NGINX Plusは、静的コンテンツを配信する通常のWebサーバーの使い方に加えて、負荷分散やコンテンツキャッシュのためのリバースプロキシとして広く使われている。企業が使っている既存のWebサーバー(Apache HTTP Serverなど)の前段にNginxを配置する使い方である。ハードウェアの負荷分散装置よりも安価にWebアクセス性能を高められる。
米Nginxではまた、NGINX Plusとは異なるWebサーバーソフトとして、NGINX Unitも販売している。

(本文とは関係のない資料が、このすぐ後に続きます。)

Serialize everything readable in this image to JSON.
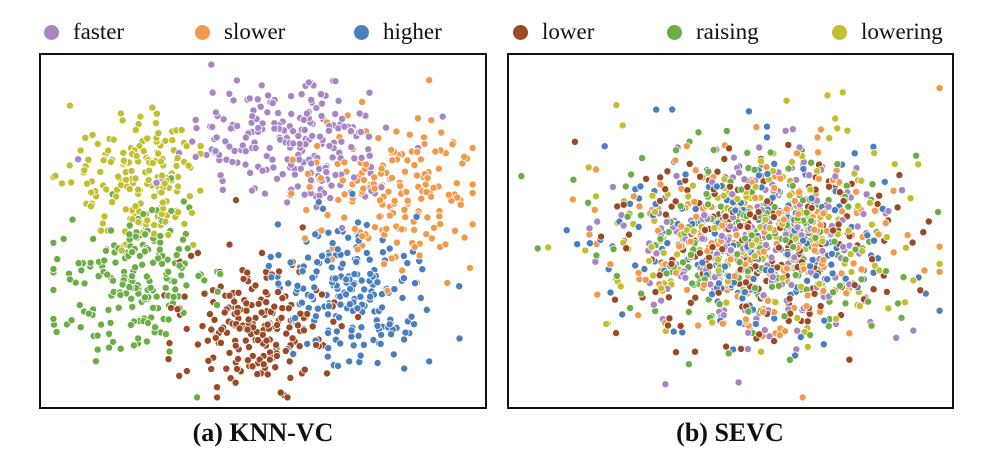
{
  "legend": [
    {
      "label": "faster",
      "color": "#a885c4"
    },
    {
      "label": "slower",
      "color": "#f29a4a"
    },
    {
      "label": "higher",
      "color": "#4a7fbf"
    },
    {
      "label": "lower",
      "color": "#9b4a26"
    },
    {
      "label": "raising",
      "color": "#6bae45"
    },
    {
      "label": "lowering",
      "color": "#c2bf2e"
    }
  ],
  "chart_data": [
    {
      "type": "scatter",
      "title": "(a) KNN-VC",
      "xlabel": "",
      "ylabel": "",
      "axes_ticks": false,
      "description_of_series": "t-SNE style 2D embedding; clusters are well separated by class",
      "series": [
        {
          "name": "faster",
          "color": "#a885c4",
          "center": [
            0.57,
            0.25
          ],
          "spread": [
            0.12,
            0.1
          ],
          "count": 230
        },
        {
          "name": "slower",
          "color": "#f29a4a",
          "center": [
            0.79,
            0.39
          ],
          "spread": [
            0.09,
            0.11
          ],
          "count": 180
        },
        {
          "name": "higher",
          "color": "#4a7fbf",
          "center": [
            0.7,
            0.67
          ],
          "spread": [
            0.08,
            0.1
          ],
          "count": 210
        },
        {
          "name": "lower",
          "color": "#9b4a26",
          "center": [
            0.48,
            0.76
          ],
          "spread": [
            0.08,
            0.09
          ],
          "count": 200
        },
        {
          "name": "raising",
          "color": "#6bae45",
          "center": [
            0.22,
            0.64
          ],
          "spread": [
            0.08,
            0.11
          ],
          "count": 200
        },
        {
          "name": "lowering",
          "color": "#c2bf2e",
          "center": [
            0.23,
            0.36
          ],
          "spread": [
            0.08,
            0.09
          ],
          "count": 180
        }
      ]
    },
    {
      "type": "scatter",
      "title": "(b) SEVC",
      "xlabel": "",
      "ylabel": "",
      "axes_ticks": false,
      "description_of_series": "t-SNE style 2D embedding; all classes overlap in one mixed cloud",
      "series": [
        {
          "name": "faster",
          "color": "#a885c4",
          "center": [
            0.56,
            0.53
          ],
          "spread": [
            0.16,
            0.13
          ],
          "count": 210
        },
        {
          "name": "slower",
          "color": "#f29a4a",
          "center": [
            0.56,
            0.53
          ],
          "spread": [
            0.16,
            0.13
          ],
          "count": 210
        },
        {
          "name": "higher",
          "color": "#4a7fbf",
          "center": [
            0.56,
            0.53
          ],
          "spread": [
            0.16,
            0.13
          ],
          "count": 210
        },
        {
          "name": "lower",
          "color": "#9b4a26",
          "center": [
            0.56,
            0.53
          ],
          "spread": [
            0.16,
            0.13
          ],
          "count": 210
        },
        {
          "name": "raising",
          "color": "#6bae45",
          "center": [
            0.56,
            0.53
          ],
          "spread": [
            0.16,
            0.13
          ],
          "count": 210
        },
        {
          "name": "lowering",
          "color": "#c2bf2e",
          "center": [
            0.56,
            0.53
          ],
          "spread": [
            0.16,
            0.13
          ],
          "count": 210
        }
      ]
    }
  ]
}
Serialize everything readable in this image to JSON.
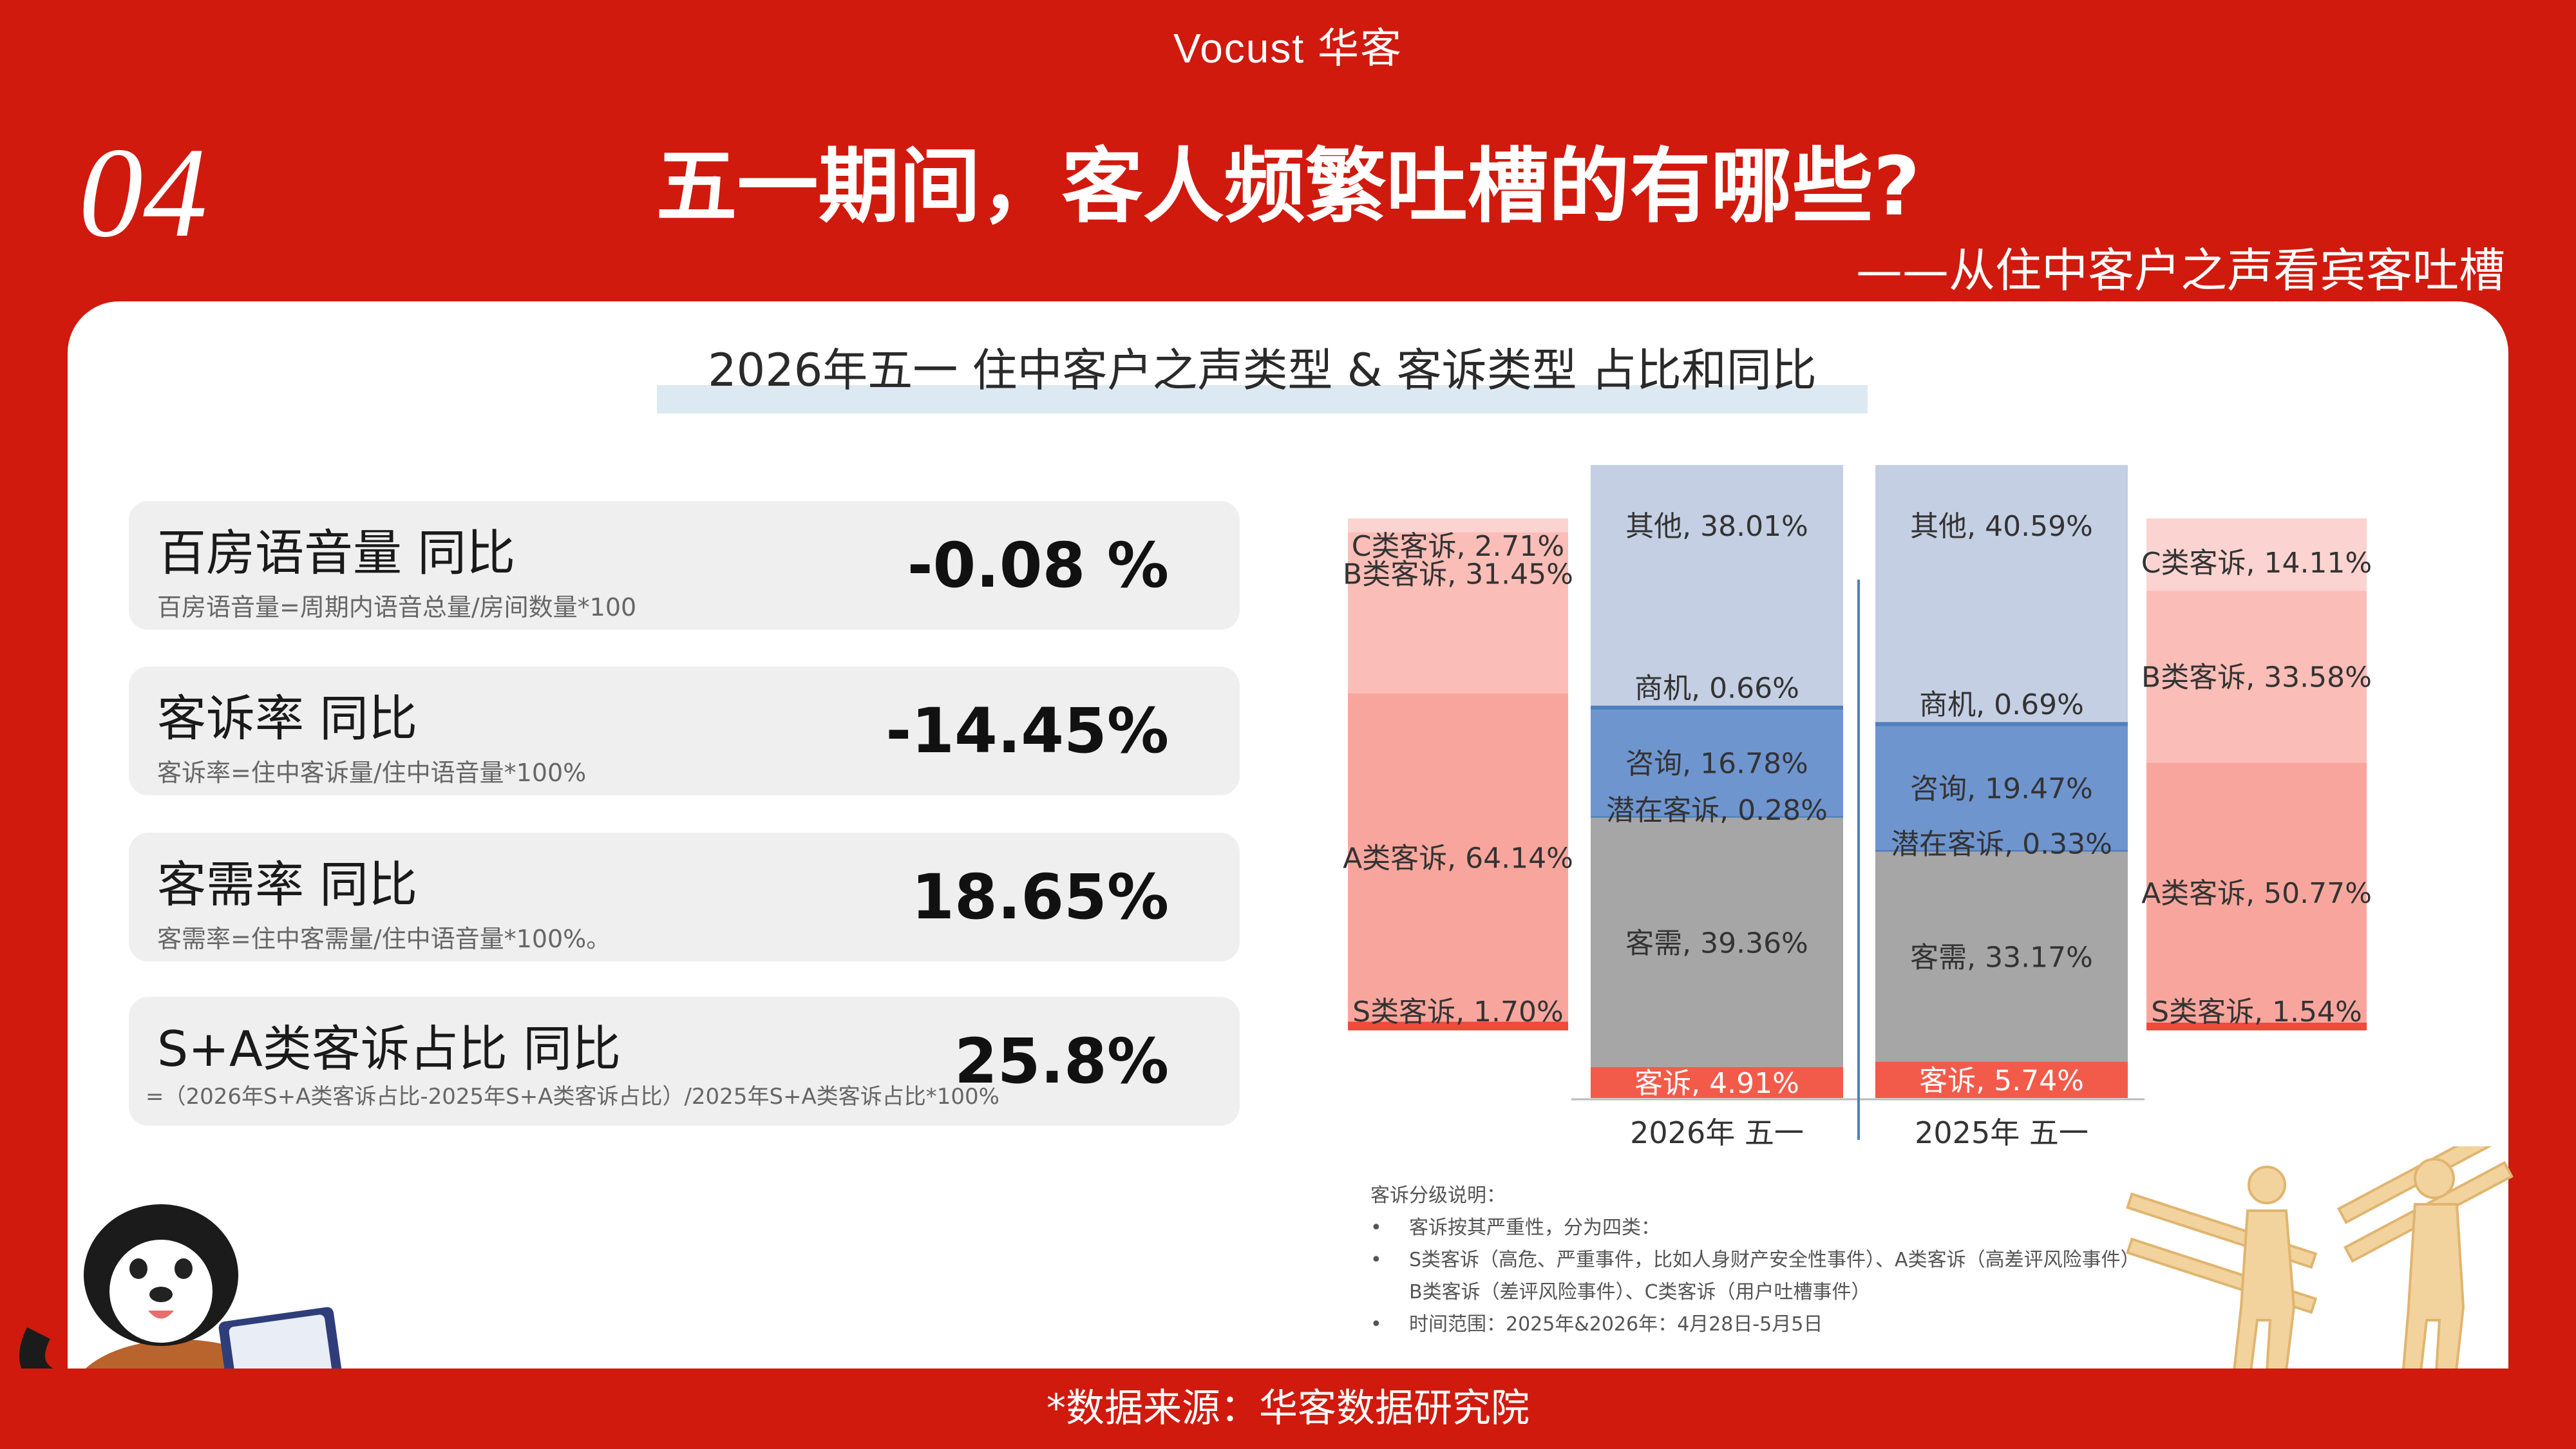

NGINX Plusは、高速に動作するが、静的コンテンツの公開と、リバースプロキシの用途に特化している。Apache HTTP Serverが備えるWeb連携機構(モジュール)のような機能は持たず、動的コンテンツ、つまりPHPやPerlなどの外部のプログラミング言語で開発したWeb連携アプリケーションを実行することができない。
一方のNGINX Unitは、Webアプリケーションサーバーを構築する用途のために開発したWebサーバーソフトである。Apache HTTP Serverと同様に、モジュール型のWeb連携機構を備えている。JavaやRuby、PHP、Perl、Python、Node.jsなど、各種の言語でWebアプリケーションサーバーを構築できる。